Johanna Morariu, Senior Associate with Innovation Network. Innovation Network (http://www.innonet.org/) describes an approach to evaluating think tanks in the American Evaluation Association’s AEA365 blog. She draws from some studies and studies focused on think tank evaluation to address 10 categories or assessment areas:

  • Organisation infrastructure, capacity and management
  • Strategy and direction -and both organisation and project levels
  • Organisation visibility and reputation
  • Effectiveness of communication and outreach strategy
  • Quality of research products
  • Participation in congressional testimony
  • Research relevance, quality, usefulness, and rigour
  • Uptake of research in media and policy
  • Research influences the work of other leading reseachers
  • Research influences decision makers and/or policy

Again, as in most evaluations of the work of think tanks, this leaves out other contributions these organisations make:

  • What about their capacity to train and prepare new generations of policymakers? -track movement of staffers into policy or the private sector, for instance
  • And what about the power of think tanks to convene people and organisations from different sides of the argument -and help them find common ground?
  • Or the contribution that think tanks make to the education of elites -not to change their minds but to enlighten their own arguments?
  • Think tanks also trade on power and providing their supporters with access to key spaces. Do we rather not measure this? Let’s not pretend that think tanks have no political or economic allegiances (very few can).

By the way the studies she used are here, courtesy of Johanna:

  • Donald E. Abelson (2010). Is Anybody Listening? Assessing the Influence of Think Tanks. Chapter 1 in the edited volume, Think Tanks and Public Policies in Latin America.
  • Richard Bumgarner, Douglas Hattaway, Geoffery Lamb, James G. McGann, and Holly Wise (2006). Center for Global Development: Evaluation of Impact. Arabella Philanthropic Investment Advisors, LLC for the Bill & Melinda Gates Foundation, the William and Flora Hewlett Foundation, the John D. and Catherine T. MacArthur Foundation, and the Rockefeller Foundation.
  • Ingie Hovland (2007). Making a Difference: M&E of Policy Research. Working paper 281 for the Overseas Development Institute, London, UK.
  • James G. McGann (2006). Best Practices for Funding and Evaluating Think Tanks & Policy Research. McGann Associates for the William and Flora Hewlett Foundation.

But critical to this method was the development of a Theory of Change for the think tank. And from it they were able to develop the right indicators and tools to assess the organisation’s performance. The Theory of Change in this case is not the typical one often described by many projects or programmes. And in fact it looks more like a strategy diagram. This is what we want to achieve and this is how we’ll do it.

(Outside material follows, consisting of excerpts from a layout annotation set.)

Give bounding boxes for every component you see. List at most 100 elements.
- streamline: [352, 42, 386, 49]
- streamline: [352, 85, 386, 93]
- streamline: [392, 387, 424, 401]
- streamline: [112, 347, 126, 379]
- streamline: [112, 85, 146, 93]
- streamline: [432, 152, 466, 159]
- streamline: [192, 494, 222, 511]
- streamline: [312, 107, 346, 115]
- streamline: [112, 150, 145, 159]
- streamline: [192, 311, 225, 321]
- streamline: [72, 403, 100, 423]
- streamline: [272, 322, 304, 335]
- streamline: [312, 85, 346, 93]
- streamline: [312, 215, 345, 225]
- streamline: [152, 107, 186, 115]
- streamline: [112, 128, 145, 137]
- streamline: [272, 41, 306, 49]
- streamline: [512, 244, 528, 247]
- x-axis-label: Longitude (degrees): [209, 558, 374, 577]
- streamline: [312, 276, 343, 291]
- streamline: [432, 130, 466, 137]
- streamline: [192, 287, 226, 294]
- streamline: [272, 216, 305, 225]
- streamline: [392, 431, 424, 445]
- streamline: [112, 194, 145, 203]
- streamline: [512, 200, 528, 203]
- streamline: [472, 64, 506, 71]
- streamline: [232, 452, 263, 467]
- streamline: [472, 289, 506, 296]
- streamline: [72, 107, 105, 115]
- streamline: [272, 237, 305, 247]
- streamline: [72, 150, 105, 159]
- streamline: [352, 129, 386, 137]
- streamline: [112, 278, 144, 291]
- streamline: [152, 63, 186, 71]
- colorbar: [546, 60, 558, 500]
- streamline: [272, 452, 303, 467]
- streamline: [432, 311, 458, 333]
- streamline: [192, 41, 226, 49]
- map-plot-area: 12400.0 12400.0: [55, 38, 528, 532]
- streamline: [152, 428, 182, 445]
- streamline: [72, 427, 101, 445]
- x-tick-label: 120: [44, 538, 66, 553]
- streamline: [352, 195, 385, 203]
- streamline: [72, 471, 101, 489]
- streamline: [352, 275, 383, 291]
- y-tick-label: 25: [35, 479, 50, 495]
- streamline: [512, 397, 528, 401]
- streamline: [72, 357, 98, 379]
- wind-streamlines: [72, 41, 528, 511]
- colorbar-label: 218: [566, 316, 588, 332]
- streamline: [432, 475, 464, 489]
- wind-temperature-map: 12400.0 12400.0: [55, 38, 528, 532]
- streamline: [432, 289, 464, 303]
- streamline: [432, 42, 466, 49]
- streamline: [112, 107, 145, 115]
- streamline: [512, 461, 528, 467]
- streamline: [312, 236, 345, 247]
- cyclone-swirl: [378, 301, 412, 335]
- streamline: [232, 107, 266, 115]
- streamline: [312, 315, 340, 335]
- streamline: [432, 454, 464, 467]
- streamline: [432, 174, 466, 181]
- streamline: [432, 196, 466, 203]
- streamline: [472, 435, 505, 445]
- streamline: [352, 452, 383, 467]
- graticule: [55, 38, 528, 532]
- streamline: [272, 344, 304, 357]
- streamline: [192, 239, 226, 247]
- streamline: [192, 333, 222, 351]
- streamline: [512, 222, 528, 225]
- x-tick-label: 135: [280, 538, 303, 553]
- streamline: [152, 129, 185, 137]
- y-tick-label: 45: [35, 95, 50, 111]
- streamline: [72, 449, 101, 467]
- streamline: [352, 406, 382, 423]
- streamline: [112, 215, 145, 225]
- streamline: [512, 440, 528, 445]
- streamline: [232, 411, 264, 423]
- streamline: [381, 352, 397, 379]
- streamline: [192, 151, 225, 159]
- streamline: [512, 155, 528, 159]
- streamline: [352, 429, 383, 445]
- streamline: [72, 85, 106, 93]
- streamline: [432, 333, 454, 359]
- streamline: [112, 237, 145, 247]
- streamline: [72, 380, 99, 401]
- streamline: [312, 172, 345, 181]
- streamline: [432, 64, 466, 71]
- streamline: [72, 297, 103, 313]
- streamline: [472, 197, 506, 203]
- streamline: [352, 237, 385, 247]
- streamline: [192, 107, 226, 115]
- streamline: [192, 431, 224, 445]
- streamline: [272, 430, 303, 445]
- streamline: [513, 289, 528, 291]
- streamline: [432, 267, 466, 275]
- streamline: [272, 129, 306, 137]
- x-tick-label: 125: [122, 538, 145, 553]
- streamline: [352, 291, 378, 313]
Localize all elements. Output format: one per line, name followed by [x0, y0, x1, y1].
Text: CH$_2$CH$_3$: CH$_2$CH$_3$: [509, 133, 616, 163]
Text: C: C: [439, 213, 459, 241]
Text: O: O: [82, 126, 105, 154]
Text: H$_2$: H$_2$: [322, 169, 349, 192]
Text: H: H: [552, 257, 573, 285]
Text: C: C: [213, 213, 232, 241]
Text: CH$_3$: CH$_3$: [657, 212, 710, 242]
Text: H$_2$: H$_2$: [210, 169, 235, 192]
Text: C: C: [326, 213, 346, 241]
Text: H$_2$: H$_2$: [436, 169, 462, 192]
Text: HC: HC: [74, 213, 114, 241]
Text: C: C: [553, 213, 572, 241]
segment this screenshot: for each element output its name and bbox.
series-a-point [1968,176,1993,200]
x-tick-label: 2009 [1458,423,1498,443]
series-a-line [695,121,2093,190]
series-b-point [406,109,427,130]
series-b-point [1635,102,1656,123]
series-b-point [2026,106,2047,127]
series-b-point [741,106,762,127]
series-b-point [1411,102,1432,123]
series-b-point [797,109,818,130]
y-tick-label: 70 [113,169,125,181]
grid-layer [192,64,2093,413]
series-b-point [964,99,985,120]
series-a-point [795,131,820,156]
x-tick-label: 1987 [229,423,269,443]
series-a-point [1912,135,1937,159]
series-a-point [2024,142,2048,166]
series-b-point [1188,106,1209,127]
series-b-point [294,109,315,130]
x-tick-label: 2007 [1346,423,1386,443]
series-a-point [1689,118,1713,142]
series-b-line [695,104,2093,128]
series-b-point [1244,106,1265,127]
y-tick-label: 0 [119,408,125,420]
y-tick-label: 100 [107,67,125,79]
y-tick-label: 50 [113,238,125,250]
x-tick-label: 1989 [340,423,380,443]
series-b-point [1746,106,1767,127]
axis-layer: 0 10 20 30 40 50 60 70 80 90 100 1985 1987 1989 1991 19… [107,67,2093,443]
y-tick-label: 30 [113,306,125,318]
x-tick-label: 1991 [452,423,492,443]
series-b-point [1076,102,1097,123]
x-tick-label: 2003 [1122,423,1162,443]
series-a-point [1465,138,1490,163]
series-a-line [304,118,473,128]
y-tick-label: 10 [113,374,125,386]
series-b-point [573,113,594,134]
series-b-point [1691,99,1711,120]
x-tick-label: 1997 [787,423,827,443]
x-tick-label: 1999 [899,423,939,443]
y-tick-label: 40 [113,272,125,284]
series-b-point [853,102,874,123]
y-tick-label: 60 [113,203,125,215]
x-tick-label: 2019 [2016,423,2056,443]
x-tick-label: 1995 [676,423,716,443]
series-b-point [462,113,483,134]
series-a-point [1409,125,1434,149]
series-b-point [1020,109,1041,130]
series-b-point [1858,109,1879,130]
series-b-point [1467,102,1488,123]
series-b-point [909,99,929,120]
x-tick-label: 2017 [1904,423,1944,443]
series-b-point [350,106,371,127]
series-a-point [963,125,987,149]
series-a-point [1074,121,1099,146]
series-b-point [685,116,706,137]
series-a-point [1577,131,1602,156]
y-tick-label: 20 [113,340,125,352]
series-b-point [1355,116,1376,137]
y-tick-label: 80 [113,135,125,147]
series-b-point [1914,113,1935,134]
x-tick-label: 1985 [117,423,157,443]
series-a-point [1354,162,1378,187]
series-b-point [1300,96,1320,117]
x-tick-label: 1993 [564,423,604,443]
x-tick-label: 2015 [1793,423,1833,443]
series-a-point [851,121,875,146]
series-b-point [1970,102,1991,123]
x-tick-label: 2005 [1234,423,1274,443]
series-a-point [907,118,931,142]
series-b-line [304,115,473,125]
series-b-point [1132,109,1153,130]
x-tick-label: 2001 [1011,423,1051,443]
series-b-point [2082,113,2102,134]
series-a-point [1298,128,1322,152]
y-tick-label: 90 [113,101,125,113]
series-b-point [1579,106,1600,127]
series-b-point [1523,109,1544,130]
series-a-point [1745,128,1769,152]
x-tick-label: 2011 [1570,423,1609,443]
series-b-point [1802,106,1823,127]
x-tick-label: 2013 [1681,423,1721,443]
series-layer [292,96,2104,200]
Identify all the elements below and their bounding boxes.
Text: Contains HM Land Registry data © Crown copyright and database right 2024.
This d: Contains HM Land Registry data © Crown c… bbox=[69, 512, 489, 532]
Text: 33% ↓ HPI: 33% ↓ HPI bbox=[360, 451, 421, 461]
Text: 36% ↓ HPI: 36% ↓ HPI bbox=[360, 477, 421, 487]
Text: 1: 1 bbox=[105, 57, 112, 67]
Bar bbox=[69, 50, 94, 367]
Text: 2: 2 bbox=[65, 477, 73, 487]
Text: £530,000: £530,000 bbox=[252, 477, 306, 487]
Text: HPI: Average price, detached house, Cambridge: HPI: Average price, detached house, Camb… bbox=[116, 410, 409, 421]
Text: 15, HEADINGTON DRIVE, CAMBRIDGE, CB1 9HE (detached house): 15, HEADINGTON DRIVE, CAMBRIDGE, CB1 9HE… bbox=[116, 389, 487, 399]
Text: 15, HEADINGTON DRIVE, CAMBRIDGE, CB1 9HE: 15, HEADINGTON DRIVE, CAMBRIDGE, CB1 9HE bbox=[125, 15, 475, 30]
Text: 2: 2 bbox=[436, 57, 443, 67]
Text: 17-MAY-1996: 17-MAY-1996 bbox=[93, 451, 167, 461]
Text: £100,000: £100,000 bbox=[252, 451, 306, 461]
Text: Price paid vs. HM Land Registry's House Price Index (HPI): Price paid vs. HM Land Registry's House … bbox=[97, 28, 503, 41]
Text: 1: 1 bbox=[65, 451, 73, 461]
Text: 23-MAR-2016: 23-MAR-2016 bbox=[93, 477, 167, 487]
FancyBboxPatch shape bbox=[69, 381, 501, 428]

I have been asked before about evaluating think tanks. And approaches like Johanna Morariu’s are certainly useful. But I am not too sure if an evaluation is what we want for an organisation. I can see how we may evaluate a project (we can tell when the activities of the project are done -even if it is difficult to assess its effects in the short term). The same goes for a programme or policy. There is something that is done, then that something is done no more, and then we assess how (well) that something was done and if that something had the intended effect.

An organisation, however, does not operate in bursts of activity than then wind down to nothing. It does not start and then stop to be evaluated. Its parts may do, but not the organisation. Yes, there is ongoing evaluation but this all points towards the final (ex-post) evaluation.

For an organisation, a strategic review that considers all of the think tank’s functions is far more relevant. A reflection process around annual staff or research retreats is far more useful.